Investors expectations are high on Home Depot earnings given an improvement in the housing market and the company's strong growth profile versus peers. Buy side expectations are vying for a 4.1 percent comp in the fourth quarter versus the consensus of 3.9 percent.

[Related -A Pause In The Action]

Comparable-store sales is a key retail industry performance metric to gauge activity at store locations that have been open for at least a year. At the end of the third quarter, the company operated a total of 2,250 retail stores in all 50 states, the District of Columbia, Puerto Rico, U.S. Virgin Islands, Guam, 10 Canadian provinces and Mexico.

Meanwhile, Home Depot could potentially update its buyback outlook on the ability to add more leverage, which would be positively received.

"We have $18.3b in buybacks built into our model for FY13 – FY16, up from our 4-year run rate of $17.6b for FY12 – FY15," Deutsche Bank analyst Mike Baker wrote in a note to clients.

Earlier this month, Home Depot said it has begun filling more than 80,000 seasonal positions to assist customers during the company's busiest selling season, an indicator that business trends are picking up. The company said that this year, it is hiring ten thousand more spring associates than it did last year to support anticipated sales growth in the spring.

The National Association of Realtors (NAR) said existing home sales rose 0.4 percent to a seasonally adjusted annual rate of 4.92 million in January after falling 1.2 percent to a downwardly revised 4.90 million in December. This is a positive development for companies such as Home Depot, which sells building materials, home improvement, lawn and garden products and provides installation services.

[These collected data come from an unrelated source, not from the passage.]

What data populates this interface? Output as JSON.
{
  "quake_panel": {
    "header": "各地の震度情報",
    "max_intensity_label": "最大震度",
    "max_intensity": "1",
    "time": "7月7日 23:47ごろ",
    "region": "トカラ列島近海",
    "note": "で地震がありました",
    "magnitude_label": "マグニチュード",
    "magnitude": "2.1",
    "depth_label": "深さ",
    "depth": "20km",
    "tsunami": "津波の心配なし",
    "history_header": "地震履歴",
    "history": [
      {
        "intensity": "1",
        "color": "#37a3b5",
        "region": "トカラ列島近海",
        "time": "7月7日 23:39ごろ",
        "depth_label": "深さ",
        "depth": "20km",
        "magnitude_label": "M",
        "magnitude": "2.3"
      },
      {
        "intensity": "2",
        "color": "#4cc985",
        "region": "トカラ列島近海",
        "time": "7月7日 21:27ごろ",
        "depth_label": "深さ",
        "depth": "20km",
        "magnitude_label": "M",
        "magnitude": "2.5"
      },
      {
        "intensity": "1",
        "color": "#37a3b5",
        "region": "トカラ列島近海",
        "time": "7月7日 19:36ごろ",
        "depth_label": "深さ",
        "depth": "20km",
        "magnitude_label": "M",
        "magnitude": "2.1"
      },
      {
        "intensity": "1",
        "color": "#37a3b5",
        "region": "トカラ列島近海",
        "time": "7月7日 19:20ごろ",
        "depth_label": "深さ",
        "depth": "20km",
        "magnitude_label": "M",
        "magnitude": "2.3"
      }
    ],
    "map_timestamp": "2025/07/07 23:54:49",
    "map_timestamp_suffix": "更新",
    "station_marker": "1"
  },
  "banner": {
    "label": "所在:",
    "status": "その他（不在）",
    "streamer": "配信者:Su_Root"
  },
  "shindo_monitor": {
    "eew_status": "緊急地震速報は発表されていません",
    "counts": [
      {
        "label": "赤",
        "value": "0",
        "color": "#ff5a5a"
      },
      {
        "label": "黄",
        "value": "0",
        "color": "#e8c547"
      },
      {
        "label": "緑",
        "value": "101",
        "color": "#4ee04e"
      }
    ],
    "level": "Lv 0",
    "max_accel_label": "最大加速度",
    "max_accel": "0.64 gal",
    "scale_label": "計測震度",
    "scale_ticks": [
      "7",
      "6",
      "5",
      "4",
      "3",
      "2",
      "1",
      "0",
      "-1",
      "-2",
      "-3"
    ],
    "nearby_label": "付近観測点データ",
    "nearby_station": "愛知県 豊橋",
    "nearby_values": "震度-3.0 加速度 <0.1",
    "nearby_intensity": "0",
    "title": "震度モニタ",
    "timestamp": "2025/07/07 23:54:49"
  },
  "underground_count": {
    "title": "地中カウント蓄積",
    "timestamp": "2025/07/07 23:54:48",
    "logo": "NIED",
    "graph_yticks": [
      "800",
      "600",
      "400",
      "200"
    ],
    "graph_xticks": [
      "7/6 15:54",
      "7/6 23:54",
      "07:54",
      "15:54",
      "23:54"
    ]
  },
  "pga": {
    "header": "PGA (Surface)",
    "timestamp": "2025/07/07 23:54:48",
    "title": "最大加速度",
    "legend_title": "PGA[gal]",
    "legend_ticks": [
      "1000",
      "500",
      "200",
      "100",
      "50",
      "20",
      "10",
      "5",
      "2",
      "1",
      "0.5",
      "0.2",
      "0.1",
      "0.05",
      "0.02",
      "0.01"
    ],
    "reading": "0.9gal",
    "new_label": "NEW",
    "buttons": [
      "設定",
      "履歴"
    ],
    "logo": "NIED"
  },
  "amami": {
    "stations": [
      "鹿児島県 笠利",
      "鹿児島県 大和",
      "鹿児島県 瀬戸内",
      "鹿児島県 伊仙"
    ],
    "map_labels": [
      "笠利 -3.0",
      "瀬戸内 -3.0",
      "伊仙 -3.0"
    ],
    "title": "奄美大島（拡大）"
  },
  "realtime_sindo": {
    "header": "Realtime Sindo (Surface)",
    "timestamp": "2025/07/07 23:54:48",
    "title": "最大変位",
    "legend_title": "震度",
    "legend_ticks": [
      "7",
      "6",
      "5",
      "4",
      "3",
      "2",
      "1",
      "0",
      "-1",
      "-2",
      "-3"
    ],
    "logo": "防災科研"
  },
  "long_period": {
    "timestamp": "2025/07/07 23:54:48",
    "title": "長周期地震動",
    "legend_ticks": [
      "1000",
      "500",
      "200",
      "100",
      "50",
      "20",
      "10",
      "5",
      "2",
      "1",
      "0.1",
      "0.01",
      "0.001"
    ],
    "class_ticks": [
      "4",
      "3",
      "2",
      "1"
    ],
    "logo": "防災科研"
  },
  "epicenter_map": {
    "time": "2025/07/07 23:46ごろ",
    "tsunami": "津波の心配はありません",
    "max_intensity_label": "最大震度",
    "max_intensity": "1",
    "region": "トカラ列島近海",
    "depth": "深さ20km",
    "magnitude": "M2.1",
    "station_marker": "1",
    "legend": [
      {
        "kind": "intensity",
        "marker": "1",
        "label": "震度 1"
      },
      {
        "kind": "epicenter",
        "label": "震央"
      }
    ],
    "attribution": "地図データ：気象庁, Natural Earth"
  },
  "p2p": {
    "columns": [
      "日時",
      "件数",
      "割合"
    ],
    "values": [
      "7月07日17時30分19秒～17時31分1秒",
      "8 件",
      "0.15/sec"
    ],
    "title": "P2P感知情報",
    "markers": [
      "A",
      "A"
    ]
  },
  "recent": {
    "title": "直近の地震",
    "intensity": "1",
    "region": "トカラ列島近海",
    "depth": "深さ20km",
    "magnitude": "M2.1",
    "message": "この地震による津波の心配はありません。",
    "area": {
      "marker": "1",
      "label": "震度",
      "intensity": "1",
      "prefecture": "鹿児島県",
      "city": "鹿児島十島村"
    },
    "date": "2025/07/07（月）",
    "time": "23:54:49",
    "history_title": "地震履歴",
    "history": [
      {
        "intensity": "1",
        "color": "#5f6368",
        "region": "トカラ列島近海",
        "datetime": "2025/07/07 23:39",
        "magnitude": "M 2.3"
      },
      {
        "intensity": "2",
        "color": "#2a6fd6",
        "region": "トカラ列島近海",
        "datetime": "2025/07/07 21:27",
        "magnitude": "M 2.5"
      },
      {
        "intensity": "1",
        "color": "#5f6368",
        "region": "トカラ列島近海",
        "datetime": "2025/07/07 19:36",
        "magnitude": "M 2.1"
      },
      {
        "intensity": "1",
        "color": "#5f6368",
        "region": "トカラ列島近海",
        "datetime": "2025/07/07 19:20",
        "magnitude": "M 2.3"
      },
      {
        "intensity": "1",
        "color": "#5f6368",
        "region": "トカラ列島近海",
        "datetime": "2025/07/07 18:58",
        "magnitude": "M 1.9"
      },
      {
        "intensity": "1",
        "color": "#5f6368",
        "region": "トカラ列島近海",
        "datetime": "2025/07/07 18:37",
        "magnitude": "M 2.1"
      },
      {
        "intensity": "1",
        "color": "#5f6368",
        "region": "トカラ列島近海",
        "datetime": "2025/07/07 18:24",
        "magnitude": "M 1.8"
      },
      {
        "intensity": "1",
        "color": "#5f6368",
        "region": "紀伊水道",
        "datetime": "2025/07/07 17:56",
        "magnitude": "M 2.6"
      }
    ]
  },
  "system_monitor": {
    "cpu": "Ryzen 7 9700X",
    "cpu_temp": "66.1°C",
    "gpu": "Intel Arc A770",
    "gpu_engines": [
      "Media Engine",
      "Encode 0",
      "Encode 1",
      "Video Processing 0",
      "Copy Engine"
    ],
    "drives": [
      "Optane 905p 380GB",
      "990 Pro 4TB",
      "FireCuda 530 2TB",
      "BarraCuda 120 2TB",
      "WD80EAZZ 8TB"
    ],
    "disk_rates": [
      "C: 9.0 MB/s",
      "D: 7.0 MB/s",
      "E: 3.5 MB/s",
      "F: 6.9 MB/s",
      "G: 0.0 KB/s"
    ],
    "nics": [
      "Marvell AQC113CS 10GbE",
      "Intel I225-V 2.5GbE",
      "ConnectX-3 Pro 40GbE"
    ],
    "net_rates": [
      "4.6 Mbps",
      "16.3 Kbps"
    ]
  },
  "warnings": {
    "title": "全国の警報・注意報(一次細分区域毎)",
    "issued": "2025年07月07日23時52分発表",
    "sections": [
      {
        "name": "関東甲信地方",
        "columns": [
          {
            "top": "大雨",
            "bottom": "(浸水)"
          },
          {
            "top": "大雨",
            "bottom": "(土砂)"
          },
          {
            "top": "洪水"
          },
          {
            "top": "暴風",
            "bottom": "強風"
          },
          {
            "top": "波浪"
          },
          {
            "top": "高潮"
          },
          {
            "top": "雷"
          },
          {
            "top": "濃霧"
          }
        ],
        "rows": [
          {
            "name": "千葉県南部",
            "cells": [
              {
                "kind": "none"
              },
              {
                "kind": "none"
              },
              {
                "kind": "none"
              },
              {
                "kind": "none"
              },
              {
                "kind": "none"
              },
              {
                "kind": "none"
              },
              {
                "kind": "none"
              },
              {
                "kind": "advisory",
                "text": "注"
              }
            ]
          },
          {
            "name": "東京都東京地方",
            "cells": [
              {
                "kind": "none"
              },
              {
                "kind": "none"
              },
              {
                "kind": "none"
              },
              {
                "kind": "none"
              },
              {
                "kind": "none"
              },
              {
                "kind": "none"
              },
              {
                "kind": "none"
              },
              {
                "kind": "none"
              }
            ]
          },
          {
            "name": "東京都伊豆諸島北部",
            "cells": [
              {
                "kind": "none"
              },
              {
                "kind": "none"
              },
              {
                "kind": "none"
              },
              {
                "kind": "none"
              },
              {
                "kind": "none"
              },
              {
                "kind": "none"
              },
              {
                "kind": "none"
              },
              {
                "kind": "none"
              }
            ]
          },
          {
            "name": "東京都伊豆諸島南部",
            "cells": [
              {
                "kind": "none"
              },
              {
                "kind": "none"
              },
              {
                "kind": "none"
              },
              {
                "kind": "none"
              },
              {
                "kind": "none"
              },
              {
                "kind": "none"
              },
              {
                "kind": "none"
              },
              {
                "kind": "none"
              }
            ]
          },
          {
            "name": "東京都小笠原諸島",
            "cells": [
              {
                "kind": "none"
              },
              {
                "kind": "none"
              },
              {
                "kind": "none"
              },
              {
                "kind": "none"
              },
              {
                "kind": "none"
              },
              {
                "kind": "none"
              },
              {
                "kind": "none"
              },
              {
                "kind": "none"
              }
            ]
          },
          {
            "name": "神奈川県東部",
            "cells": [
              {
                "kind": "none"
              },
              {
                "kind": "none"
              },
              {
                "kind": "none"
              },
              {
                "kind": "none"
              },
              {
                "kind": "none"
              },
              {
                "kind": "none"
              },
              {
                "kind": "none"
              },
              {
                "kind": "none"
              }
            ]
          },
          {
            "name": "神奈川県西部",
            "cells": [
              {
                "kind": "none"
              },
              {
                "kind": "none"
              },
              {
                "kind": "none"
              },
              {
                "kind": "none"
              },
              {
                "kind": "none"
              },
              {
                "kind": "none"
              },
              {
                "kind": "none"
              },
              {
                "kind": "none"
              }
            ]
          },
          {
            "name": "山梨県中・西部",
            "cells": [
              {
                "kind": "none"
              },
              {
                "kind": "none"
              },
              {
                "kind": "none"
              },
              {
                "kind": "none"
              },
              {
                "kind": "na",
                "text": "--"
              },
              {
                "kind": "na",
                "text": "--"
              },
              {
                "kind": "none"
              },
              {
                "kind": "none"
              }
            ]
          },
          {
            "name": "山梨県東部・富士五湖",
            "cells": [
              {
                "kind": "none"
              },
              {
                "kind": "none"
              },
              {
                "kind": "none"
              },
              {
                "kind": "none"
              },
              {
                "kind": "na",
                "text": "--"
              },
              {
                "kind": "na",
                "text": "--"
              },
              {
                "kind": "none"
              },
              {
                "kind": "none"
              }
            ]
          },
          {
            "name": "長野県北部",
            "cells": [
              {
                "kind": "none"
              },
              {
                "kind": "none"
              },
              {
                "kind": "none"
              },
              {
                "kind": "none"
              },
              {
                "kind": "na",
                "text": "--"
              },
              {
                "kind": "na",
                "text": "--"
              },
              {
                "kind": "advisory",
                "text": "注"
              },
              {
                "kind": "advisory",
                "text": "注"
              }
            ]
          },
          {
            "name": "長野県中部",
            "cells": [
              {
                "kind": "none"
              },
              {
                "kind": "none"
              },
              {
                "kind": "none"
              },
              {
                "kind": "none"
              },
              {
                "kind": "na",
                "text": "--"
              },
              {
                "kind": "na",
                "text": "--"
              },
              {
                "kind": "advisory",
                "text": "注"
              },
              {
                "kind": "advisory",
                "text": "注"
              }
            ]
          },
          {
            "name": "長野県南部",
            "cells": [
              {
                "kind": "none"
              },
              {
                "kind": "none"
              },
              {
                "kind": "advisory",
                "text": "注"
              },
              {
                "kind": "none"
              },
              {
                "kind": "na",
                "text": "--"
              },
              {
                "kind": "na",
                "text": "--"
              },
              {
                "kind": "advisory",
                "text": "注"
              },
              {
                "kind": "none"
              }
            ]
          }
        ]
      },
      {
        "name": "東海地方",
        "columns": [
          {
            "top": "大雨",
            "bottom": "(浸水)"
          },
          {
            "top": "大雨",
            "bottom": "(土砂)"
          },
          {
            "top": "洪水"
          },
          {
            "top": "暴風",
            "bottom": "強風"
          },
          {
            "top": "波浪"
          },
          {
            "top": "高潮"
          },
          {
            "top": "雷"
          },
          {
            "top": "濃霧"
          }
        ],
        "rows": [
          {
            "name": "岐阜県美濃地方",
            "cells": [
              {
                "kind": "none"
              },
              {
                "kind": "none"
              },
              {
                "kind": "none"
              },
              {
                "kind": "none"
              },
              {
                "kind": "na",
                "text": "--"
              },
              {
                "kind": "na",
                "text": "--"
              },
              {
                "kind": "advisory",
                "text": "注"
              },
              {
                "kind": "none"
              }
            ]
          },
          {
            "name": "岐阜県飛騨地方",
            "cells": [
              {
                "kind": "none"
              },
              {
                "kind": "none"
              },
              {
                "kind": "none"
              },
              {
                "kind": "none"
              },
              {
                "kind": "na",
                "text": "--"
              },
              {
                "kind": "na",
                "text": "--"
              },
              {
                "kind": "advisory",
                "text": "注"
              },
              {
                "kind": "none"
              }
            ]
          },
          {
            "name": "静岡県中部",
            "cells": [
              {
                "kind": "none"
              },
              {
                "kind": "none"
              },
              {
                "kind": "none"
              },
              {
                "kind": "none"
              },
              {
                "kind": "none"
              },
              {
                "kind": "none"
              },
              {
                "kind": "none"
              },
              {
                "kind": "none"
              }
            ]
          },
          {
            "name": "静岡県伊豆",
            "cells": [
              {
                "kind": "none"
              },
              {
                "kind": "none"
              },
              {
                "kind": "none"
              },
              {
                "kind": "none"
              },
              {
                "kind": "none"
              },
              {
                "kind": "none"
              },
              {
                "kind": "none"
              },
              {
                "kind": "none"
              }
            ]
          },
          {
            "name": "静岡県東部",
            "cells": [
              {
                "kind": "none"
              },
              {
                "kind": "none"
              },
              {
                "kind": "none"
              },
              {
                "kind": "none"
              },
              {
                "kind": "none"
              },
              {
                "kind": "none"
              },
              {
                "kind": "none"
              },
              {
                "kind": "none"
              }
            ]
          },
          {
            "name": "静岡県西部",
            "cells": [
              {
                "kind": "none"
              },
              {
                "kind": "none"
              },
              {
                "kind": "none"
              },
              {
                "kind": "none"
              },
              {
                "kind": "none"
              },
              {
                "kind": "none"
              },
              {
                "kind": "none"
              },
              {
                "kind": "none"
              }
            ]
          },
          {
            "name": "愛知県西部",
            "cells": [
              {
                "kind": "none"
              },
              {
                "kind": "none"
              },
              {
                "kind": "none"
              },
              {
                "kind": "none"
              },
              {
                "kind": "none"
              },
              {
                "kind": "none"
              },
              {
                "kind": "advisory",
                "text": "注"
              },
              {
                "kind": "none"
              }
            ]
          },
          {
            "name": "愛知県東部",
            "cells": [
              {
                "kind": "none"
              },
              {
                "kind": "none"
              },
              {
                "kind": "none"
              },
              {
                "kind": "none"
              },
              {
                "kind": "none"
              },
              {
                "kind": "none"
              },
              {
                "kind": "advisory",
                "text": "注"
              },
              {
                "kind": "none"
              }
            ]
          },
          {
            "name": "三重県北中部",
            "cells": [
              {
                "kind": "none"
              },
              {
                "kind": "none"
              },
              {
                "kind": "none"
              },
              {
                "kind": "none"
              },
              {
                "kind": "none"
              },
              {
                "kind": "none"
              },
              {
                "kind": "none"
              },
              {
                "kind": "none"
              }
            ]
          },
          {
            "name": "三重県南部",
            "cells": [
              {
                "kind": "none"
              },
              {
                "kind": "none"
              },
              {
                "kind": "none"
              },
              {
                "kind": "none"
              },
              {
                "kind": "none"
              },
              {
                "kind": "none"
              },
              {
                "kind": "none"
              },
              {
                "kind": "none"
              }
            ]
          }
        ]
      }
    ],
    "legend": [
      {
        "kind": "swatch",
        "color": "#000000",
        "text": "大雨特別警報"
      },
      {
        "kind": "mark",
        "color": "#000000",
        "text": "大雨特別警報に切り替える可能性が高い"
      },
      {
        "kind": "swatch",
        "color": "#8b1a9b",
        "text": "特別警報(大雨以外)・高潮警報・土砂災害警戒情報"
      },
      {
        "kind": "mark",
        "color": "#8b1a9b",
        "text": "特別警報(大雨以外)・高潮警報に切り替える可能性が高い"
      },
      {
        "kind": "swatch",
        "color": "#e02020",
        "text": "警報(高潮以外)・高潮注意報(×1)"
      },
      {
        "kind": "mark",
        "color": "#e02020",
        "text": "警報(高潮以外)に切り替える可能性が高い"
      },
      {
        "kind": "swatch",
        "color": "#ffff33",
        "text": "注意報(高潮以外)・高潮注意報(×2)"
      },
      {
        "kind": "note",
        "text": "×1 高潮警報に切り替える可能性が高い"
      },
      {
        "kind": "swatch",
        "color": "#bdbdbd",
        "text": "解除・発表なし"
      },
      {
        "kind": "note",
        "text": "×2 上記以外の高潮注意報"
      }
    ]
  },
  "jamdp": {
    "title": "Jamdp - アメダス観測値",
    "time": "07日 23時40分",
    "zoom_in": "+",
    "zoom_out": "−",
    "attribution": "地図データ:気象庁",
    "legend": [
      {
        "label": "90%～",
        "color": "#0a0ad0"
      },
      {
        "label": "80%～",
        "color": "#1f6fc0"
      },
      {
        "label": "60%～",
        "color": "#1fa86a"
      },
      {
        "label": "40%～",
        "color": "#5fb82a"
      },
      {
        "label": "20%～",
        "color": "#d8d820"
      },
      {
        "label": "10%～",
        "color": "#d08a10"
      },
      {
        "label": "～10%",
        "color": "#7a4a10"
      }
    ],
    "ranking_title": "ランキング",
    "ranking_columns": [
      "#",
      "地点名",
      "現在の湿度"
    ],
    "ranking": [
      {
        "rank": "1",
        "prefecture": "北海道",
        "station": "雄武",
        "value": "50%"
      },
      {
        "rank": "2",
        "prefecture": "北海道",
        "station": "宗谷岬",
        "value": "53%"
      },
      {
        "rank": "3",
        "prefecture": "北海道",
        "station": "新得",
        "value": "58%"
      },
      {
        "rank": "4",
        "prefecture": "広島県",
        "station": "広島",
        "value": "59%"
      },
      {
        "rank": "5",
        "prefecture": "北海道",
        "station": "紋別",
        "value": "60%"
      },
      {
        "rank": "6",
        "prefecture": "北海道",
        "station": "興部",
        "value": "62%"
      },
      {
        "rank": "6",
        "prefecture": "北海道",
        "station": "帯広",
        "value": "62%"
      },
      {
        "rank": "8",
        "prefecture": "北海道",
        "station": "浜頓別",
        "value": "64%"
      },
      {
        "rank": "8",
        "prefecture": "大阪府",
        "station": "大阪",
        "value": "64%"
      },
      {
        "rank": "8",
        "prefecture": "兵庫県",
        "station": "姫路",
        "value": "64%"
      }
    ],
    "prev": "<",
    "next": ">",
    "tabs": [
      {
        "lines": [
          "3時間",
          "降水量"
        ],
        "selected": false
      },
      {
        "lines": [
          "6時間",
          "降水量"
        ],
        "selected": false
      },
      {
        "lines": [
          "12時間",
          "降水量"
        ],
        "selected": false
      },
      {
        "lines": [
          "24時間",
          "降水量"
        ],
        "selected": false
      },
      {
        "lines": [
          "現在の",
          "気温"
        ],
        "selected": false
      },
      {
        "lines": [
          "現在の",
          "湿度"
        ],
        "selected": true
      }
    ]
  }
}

The report showed that total housing inventory fell 4.9 percent to 1.74 million existing homes available for sale at the end of January compared to 1.83 million for sale at the end of December.

However, new residential construction in the U.S. fell by more than anticipated in the month of January, according to a report released by the Commerce Department. The report said housing starts fell 8.5 percent to a seasonally adjusted annual rate of 890,000 in January.

The pullback by housing starts came after new residential construction reached the highest level in over four years in December. Despite the monthly decrease, housing starts in January were still up by 23.6 percent from the rate of 720,000 in the same month a year ago.

On the positive side, the report also showed that building permits, an indicator of future housing demand rose 1.8 percent to an annual rate of 925,000 in January from the revised December rate of 909,000.

For the third quarter, Home Depot reported net earnings of $947 million or 63 cents a share, higher than $1.36 billion or 60 cents a share in the prior-year quarter. Excluding items, it earned $1.11 billion or 74 cents a share, which came in above Street view of 70 cents.

Net sales for the quarter grew 4.6 percent to $18.13 billion and topped Wall Street analysts' consensus estimate of $17.93 billion. Comparable-store sales for the third quarter grew 4.2 percent, and comparable sales for U.S. stores were positive 4.3 percent.

Shares of Home Depot had a good run last year gaining 38 percent and trades at 21 times te 2013 consensus earnings estimate and 18 times the 2014 estimate. Shares have traded between $46.12 and $68.15 during the past 52-weeks.

Wall Street analysts, in general, have a positive opinion on Home Depot stock, with 17 out of the 29 analysts covering it recommending "buy" or "strong buy." The remaining 12 analysts rate the stock as "hold," while there were no "sell" rating on the stock.

On Feb.26, coinciding with Home Depot results, the Commerce Department is scheduled to release a separate report on new home sales for the month of January. So, if the new home sales shows improvement, it is likely to boost investor sentiment and Home Depot shares.